Many an ancient traveller and merchant took the old Silk Road to China or to the Mediterranean. Ten generations ago, the Khaimov family settled in Central Asia, eventually in the mythical center of Samarkand, Uzbekistan.
By the 21st century, however, many of these Bukharian Jews found themselves embarking for another mythical place: New York City. In 2001, the Khaimovs joined that exodus, and their son, Manashe, 14 at the time, found himself in this vast metropolis and a city uncertain post 9/11.
And yet it was to New York that his family came, “for the future, to stay among the Jewish people,” recalls Khaimov. “All our relatives, all the Jewish people in Samarkand, had left or were leaving.”
Today, living in Brooklyn with his wife and newborn son, Khaimov is working for his people as director of Bukharian Youth Services, a division of the Jewish Child Care Association (JCCA).

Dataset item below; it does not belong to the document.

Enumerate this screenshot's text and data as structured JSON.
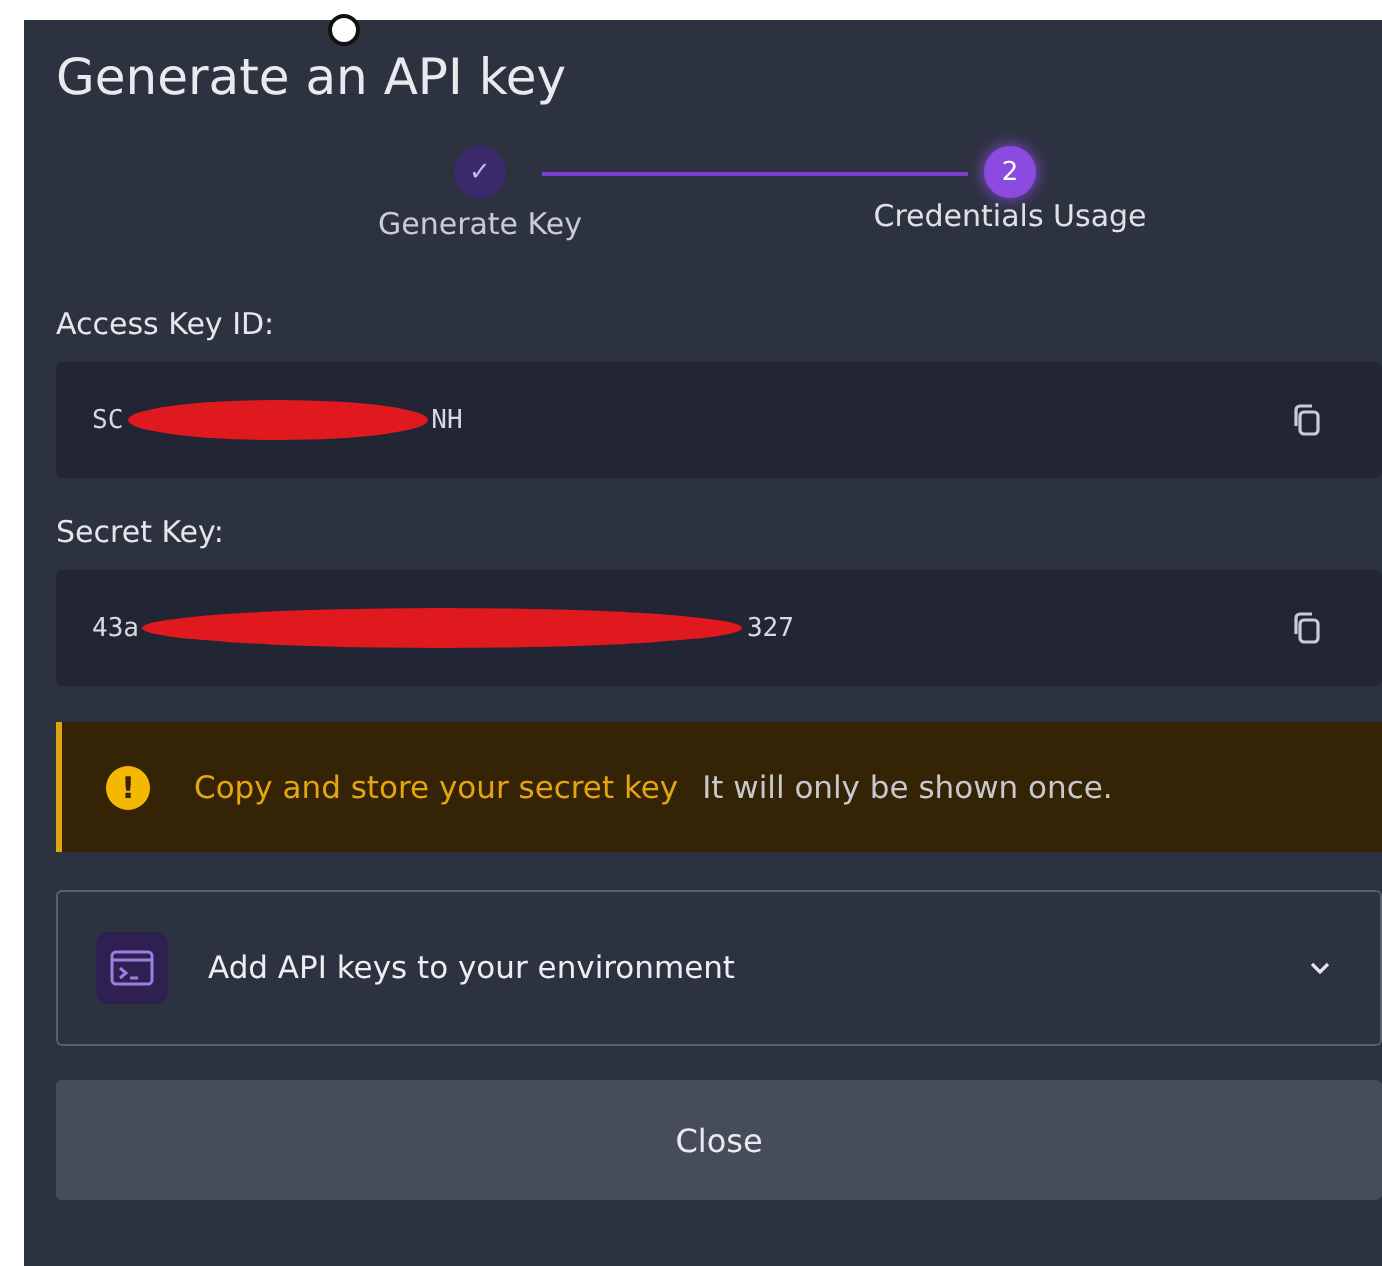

At the JCCA, Khaimov runs the Bukharian Teen Lounge in Forest Hills where he himself was once a Bukharian teen.
His family was always concerned with helping other Jews, volunteering for the synagogue and for the mikveh. “I always was a proud Jew. But I saw young Jews who didn’t know about their identity, or weren’t so proud,” Khaimov said. In college he was president of the Baruch College Hillel and became involved in helping Russian-speaking Jews in Brooklyn.

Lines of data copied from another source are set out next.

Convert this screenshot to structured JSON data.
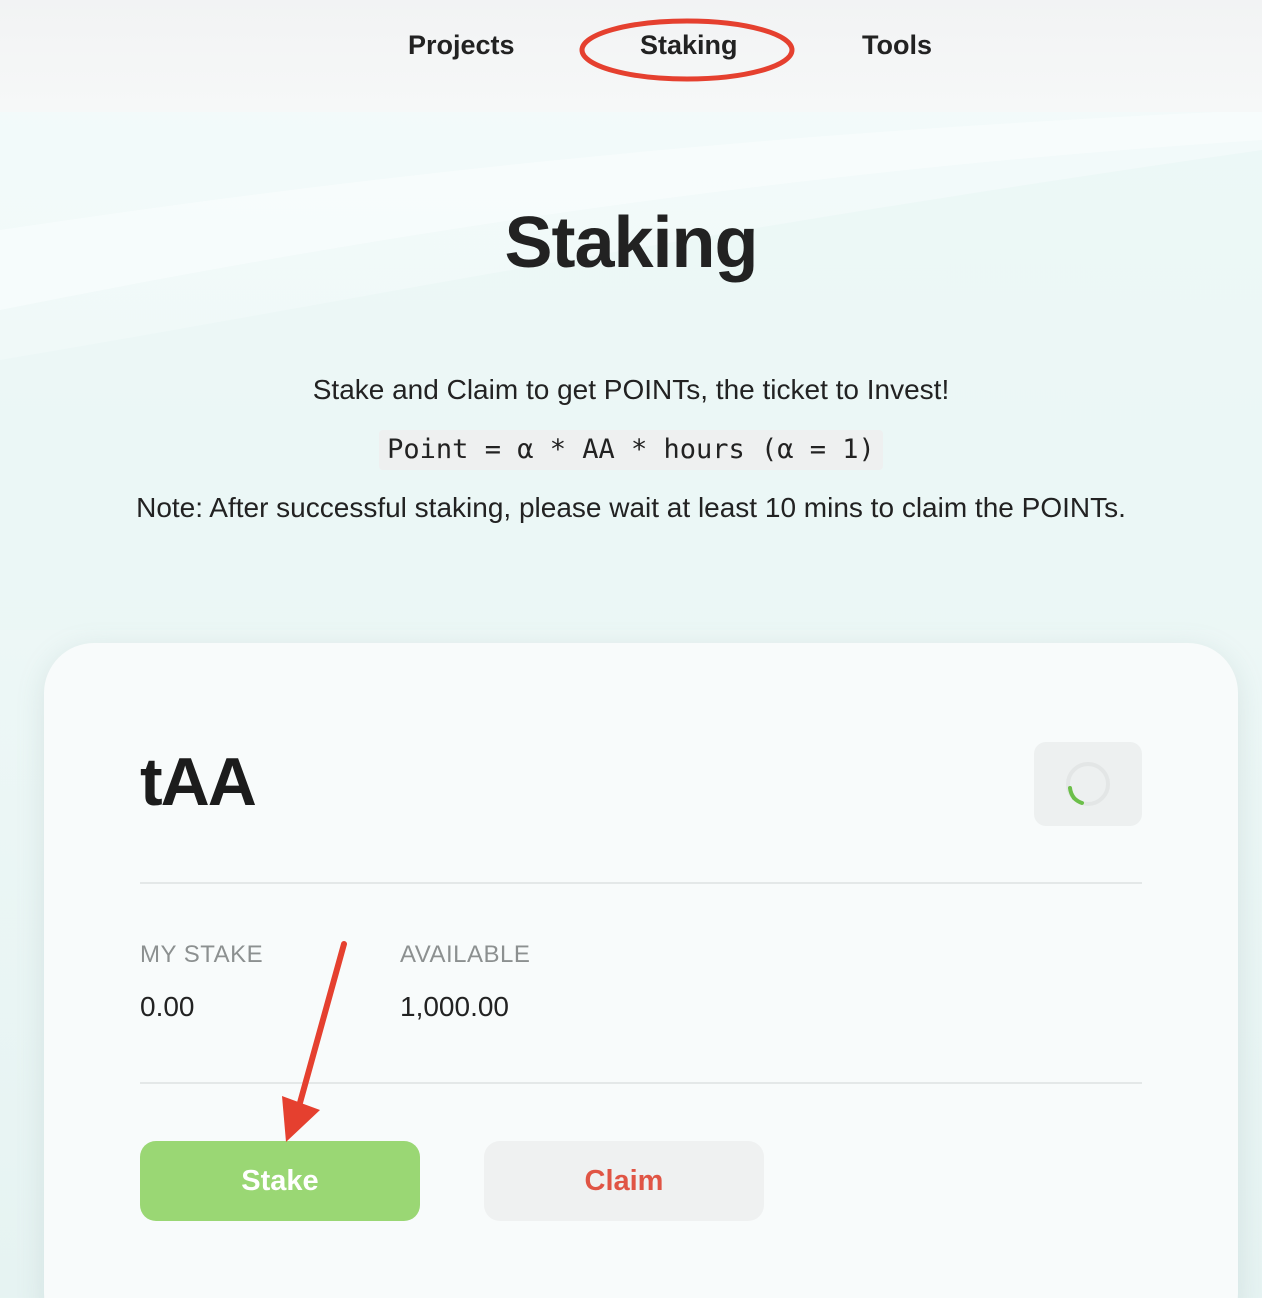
{
  "nav": {
    "items": [
      {
        "label": "Projects"
      },
      {
        "label": "Staking"
      },
      {
        "label": "Tools"
      }
    ],
    "active": "Staking"
  },
  "hero": {
    "title": "Staking",
    "subtitle": "Stake and Claim to get POINTs, the ticket to Invest!",
    "formula": "Point = α * AA * hours (α = 1)",
    "note": "Note: After successful staking, please wait at least 10 mins to claim the POINTs."
  },
  "card": {
    "token": "tAA",
    "refresh_icon": "loading-spinner-icon",
    "my_stake_label": "MY STAKE",
    "my_stake_value": "0.00",
    "available_label": "AVAILABLE",
    "available_value": "1,000.00",
    "stake_button": "Stake",
    "claim_button": "Claim"
  },
  "annotations": {
    "highlight_color": "#e5402f",
    "highlight_target": "Staking",
    "arrow_target": "Stake"
  },
  "colors": {
    "stake_button": "#9ad774",
    "claim_text": "#e05545",
    "spinner_accent": "#6cbf4a"
  }
}
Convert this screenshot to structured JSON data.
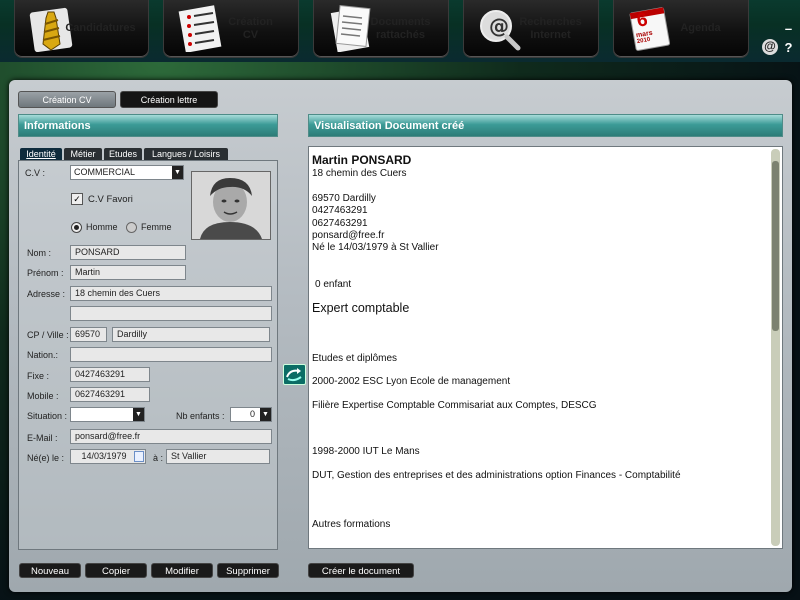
{
  "nav": [
    {
      "label": "Candidatures",
      "icon": "tie-icon"
    },
    {
      "label": "Création\nCV",
      "icon": "checklist-icon"
    },
    {
      "label": "Documents\nrattachés",
      "icon": "document-icon"
    },
    {
      "label": "Recherches\nInternet",
      "icon": "magnifier-icon"
    },
    {
      "label": "Agenda",
      "icon": "calendar-icon",
      "cal_day": "6",
      "cal_month": "mars",
      "cal_year": "2010"
    }
  ],
  "side": {
    "minimize": "–",
    "help": "?"
  },
  "tabs": {
    "cv": "Création CV",
    "letter": "Création lettre"
  },
  "info_header": "Informations",
  "doc_header": "Visualisation Document créé",
  "subtabs": [
    "Identité",
    "Métier",
    "Etudes",
    "Langues / Loisirs"
  ],
  "form": {
    "cv_label": "C.V :",
    "cv_value": "COMMERCIAL",
    "favori_label": "C.V Favori",
    "homme_label": "Homme",
    "femme_label": "Femme",
    "nom_label": "Nom :",
    "nom": "PONSARD",
    "prenom_label": "Prénom :",
    "prenom": "Martin",
    "adresse_label": "Adresse :",
    "adresse": "18 chemin des Cuers",
    "adresse2": "",
    "cp_label": "CP / Ville :",
    "cp": "69570",
    "ville": "Dardilly",
    "nation_label": "Nation.:",
    "nation": "",
    "fixe_label": "Fixe :",
    "fixe": "0427463291",
    "mobile_label": "Mobile :",
    "mobile": "0627463291",
    "situation_label": "Situation :",
    "situation": "",
    "nb_enfants_label": "Nb enfants :",
    "nb_enfants": "0",
    "email_label": "E-Mail :",
    "email": "ponsard@free.fr",
    "ne_label": "Né(e) le :",
    "ne_date": "14/03/1979",
    "a_label": "à :",
    "ne_lieu": "St Vallier"
  },
  "document": {
    "name": "Martin PONSARD",
    "lines": [
      "18 chemin des Cuers",
      "69570 Dardilly",
      "0427463291",
      "0627463291",
      "ponsard@free.fr",
      "Né le 14/03/1979 à St Vallier",
      "0 enfant",
      "Expert comptable",
      "Etudes et diplômes",
      "2000-2002 ESC Lyon  Ecole de management",
      "Filière Expertise Comptable Commisariat aux Comptes, DESCG",
      "1998-2000 IUT Le Mans",
      "DUT, Gestion des entreprises et des administrations option Finances - Comptabilité",
      "Autres formations"
    ]
  },
  "buttons": {
    "nouveau": "Nouveau",
    "copier": "Copier",
    "modifier": "Modifier",
    "supprimer": "Supprimer",
    "creer": "Créer le document"
  }
}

“As a Bukharian, though, we didn’t have much in common with Russians other than 70 years of living under Communism,” said Khaimov.
Khaimov got involved with JCCA five years ago when he was invited by Bella Zelkin, the organization’s director of émigré services, to help develop the Bukharian Teen Lounge, an after-school program that now serves more then 60 teens daily and 500 annually, including some at-risk.
The program assists teens with college and career advice as well as individual and group counseling. It also guides them to leadership and community service. Most of all, Khaimov said, “They learn how to integrate into the larger Jewish and American community, while maintaining their rich and beautiful Bukharian culture, helping these teens to love who they are.”
Coining a hobby: In his spare time, Khaimov collects currency from different countries.